此后三年,沈黎砚很少再听闻过拓跋聿在北燕的消息,只是偶尔从薛流光口中得知了他的一些近况。
他没有在耶律皇后和群臣的一再劝谏下册立皇后,而是与后宫妃嫔生下了一个皇子,堵住了整日拿皇嗣说事的悠悠众口。
几乎所有北燕皇宫的宫人都知道,他们的陛下隔段时间就会去琼华殿静坐一整日,琼华殿更是挂满了黎贵妃的画像。
上官紫苏没有再闹,却是再也没有见过拓跋聿的身影。她年复一年地日思夜盼,终究是没有等到她要等的人。
有传言说,她忍受不了长夜漫漫的深宫寂寞,与一位皇宫侍卫珠胎暗结。
不过令人意外的是,拓跋聿并没有因此重罚于她,而是杀了那名侍卫,将她放出宫去回家养胎。
自家女儿不得宠犯了错,宁都王自是没敢苛责什么,只能以上官紫苏得了失心疯为由,将她送去了乡下的别庄疗养。
沈黎砚听了之后,唏嘘不已。
上官紫苏爱而不得,从而走了极端。拓跋聿没有将她打入冷宫自生自灭,应该也是出于对她的那丝愧疚。
爱一个人没有错,不爱一个人亦没有错,其间无奈,自是半分由不得人。
三年以来,西凉政权发生了天翻地覆的变化。
西凉王沈立恒,因身体日渐不好,精力亦无以为继,便逐渐将西凉的朝政交与了世子沈黎砚。
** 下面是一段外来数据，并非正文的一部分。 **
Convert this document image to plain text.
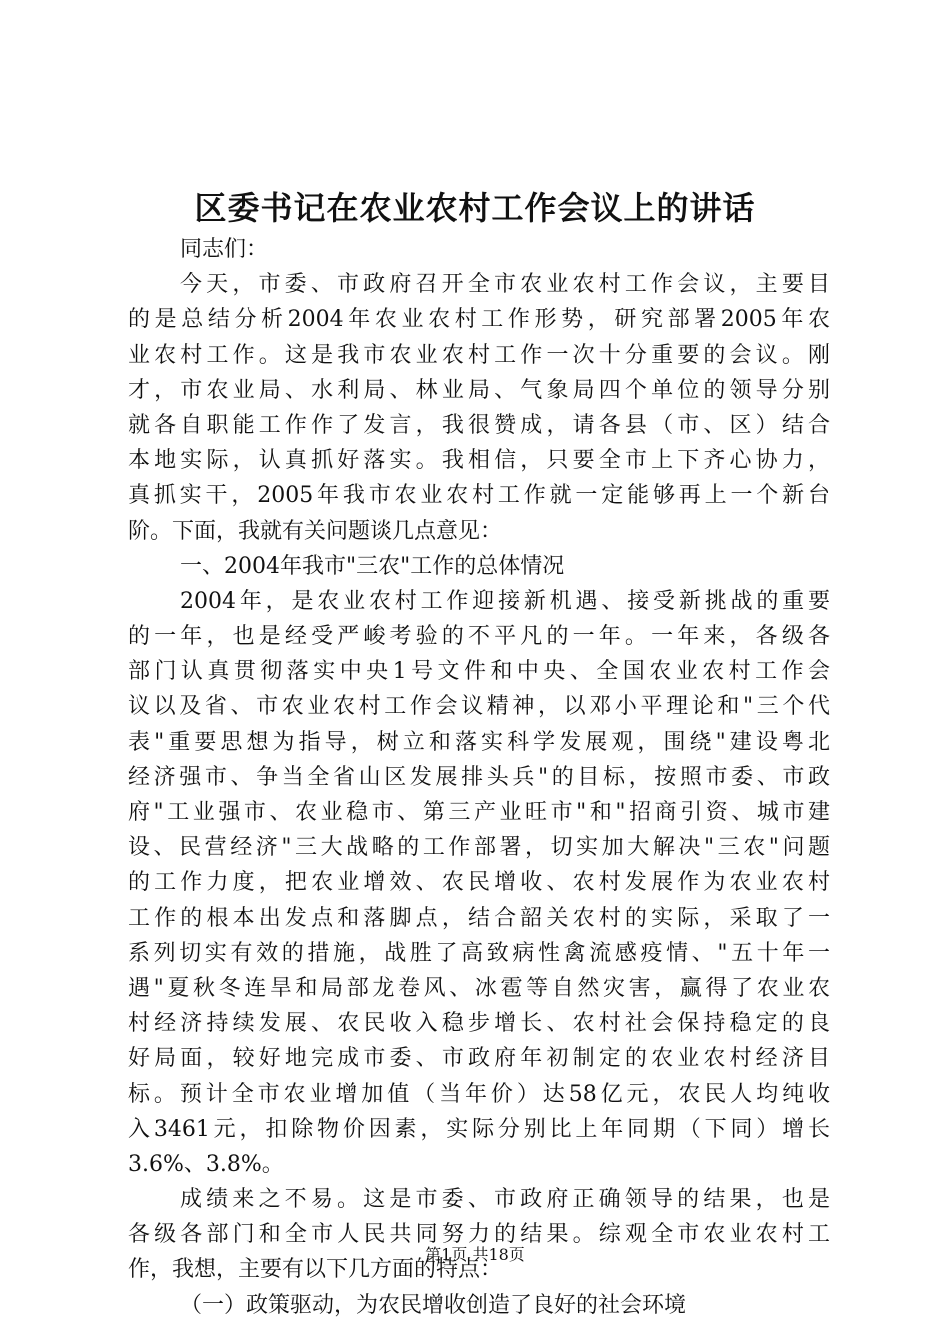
区委书记在农业农村工作会议上的讲话
同志们：
今天，市委、市政府召开全市农业农村工作会议，主要目
的是总结分析2004年农业农村工作形势，研究部署2005年农
业农村工作。这是我市农业农村工作一次十分重要的会议。刚
才，市农业局、水利局、林业局、气象局四个单位的领导分别
就各自职能工作作了发言，我很赞成，请各县（市、区）结合
本地实际，认真抓好落实。我相信，只要全市上下齐心协力，
真抓实干，2005年我市农业农村工作就一定能够再上一个新台
阶。下面，我就有关问题谈几点意见：
一、2004年我市"三农"工作的总体情况
2004年，是农业农村工作迎接新机遇、接受新挑战的重要
的一年，也是经受严峻考验的不平凡的一年。一年来，各级各
部门认真贯彻落实中央1号文件和中央、全国农业农村工作会
议以及省、市农业农村工作会议精神，以邓小平理论和"三个代
表"重要思想为指导，树立和落实科学发展观，围绕"建设粤北
经济强市、争当全省山区发展排头兵"的目标，按照市委、市政
府"工业强市、农业稳市、第三产业旺市"和"招商引资、城市建
设、民营经济"三大战略的工作部署，切实加大解决"三农"问题
的工作力度，把农业增效、农民增收、农村发展作为农业农村
工作的根本出发点和落脚点，结合韶关农村的实际，采取了一
系列切实有效的措施，战胜了高致病性禽流感疫情、"五十年一
遇"夏秋冬连旱和局部龙卷风、冰雹等自然灾害，赢得了农业农
村经济持续发展、农民收入稳步增长、农村社会保持稳定的良
好局面，较好地完成市委、市政府年初制定的农业农村经济目
标。预计全市农业增加值（当年价）达58亿元，农民人均纯收
入3461元，扣除物价因素，实际分别比上年同期（下同）增长
3.6%、3.8%。
成绩来之不易。这是市委、市政府正确领导的结果，也是
各级各部门和全市人民共同努力的结果。综观全市农业农村工
作，我想，主要有以下几方面的特点：
（一）政策驱动，为农民增收创造了良好的社会环境
第1页 共18页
然而众所周知,沈黎砚因患有心疾,根本无力支撑起整个西凉,于是这一重任自然落在了其夫姬冥修的身上。
自姬冥修接管西凉以来,整个西凉在他的治理下出现了新的气象,尤其是在重要城池的管控与军队的战斗力上,皆出现了不同于以往的凝聚力与向心力。
这样的王权更迭与政局变化,外界早已传言,姬冥修俨然已是西凉真正的王。
远在龙渊的姬天盛,自是夜不能寐。
天盛十二年八月十五,他在杨宗明及其党羽的挑拨鼓动下,变本加厉地加强对西凉重要城池的管控与压迫,这引起了众多西凉将士与民众的不满,某些地方甚至触发了军民反抗龙渊驻军的暴动。